At the same time, there can be several tens of manufacturing equipment at one plant. And the final data accumulation rate will be up to a thousand records per second.
Data can differ both in content and in the type of data: structured, weakly structured and unstructured.
To build a big data management and data analytics system, you need to understand what types of data are used:
- Structured is strictly organized data. For example, in Excel, everyone works with structured data.
- Loosely structured – this is usually what is called Internet data. This includes information obtained from social networks, or the history of visiting websites. Thus, JSON and XML have a weakly structured data format. Because of the simplicity JSON is used more often, but on the basis of XML can be built more complex data structures.
- Unstructured – data of arbitrary shape and with no predetermined shape. For example, files, each of which is unique in itself. At the same time their storage must be somehow organized.
Veracity is when the data are “correct” and consistent. That is, they can be trusted and can be analyzed and used to make business decisions.
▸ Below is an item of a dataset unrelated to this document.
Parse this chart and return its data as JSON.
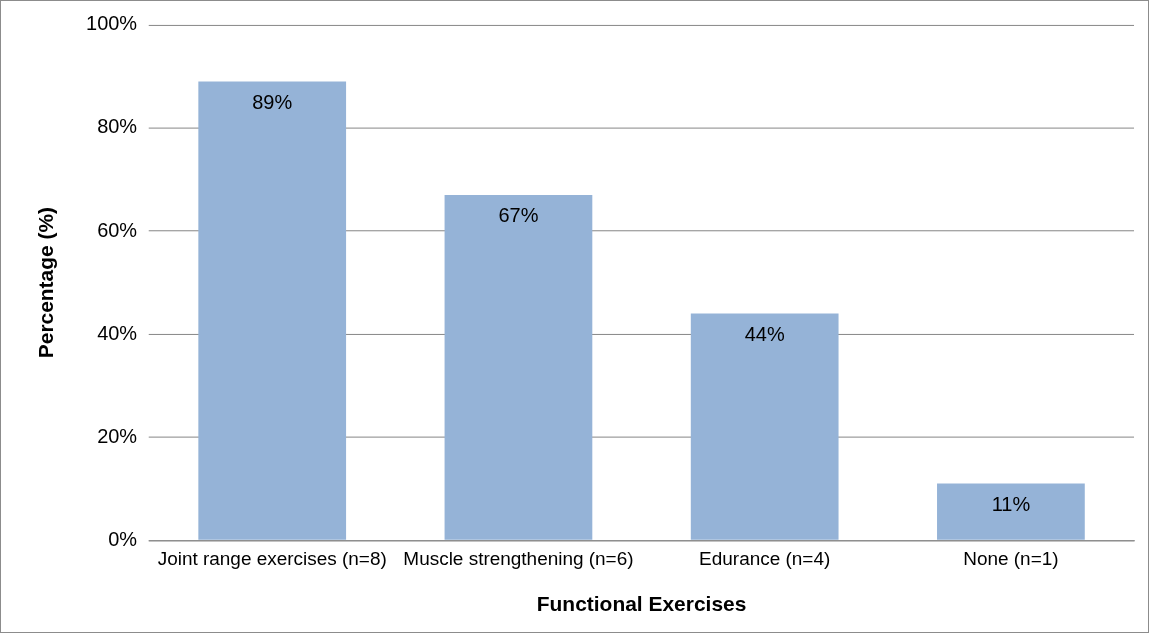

High credibility requirements are usually imposed by financial institutions. One wrong number recorded in the database can lead to incorrect reports.
But there are situations where validity is not so important. When the data accumulation rate is over a thousand records per second, then one or even ten erroneous entries will not cause a problem. After all, they will be followed by another 900 good quality records.
Data streams can vary for a variety of reasons: due to social phenomena, the seasons, external influences. When data is collected on the temperature of production equipment or a computing server, the information is constantly changing, if the temperature is measured accurately enough.
Variability also applies to the frequency with which data is received. Sometimes 1,000 records per second are received, sometimes 100 records. For example, the data changes when they collect information about the number of active users of an app. This is the case because users do not open the app every day.
Value is a factor that defines all of the key characteristics described above. It depends on the ability of the organization itself to extract value from the data and transform the knowledge into value for customers.
This is data that comes from social networks, websites, apps, and services integrated with social networks. Social data contains the history of visits to social networks, messengers, reactions to messages, news, and any other user actions.
The data that the equipment produces about itself. This can be information about the location, the internal state of the equipment (e.g. temperature) and other metrics.
Any wearable device, elements of a smart home, or production equipment in a factory are considered equipment.
These are banking or any other financial transactions. With the emergence of neobanks and fintech startups, the amount of transactional data in the world has increased dramatically.
Big data is stored in data centers with powerful servers. Modern computing systems provide instant access to all data.
Distributed storage systems are used to handle big data. Often all data does not fit on one server and it must be distributed to several servers.
Distributing the data helps to process the information faster. This is possible because each part of the data is handled by a separate server and the processing runs in parallel.
There are distributed computing systems that allow you to work with data larger than one petabyte. For example, Spark and its older version MapReduce.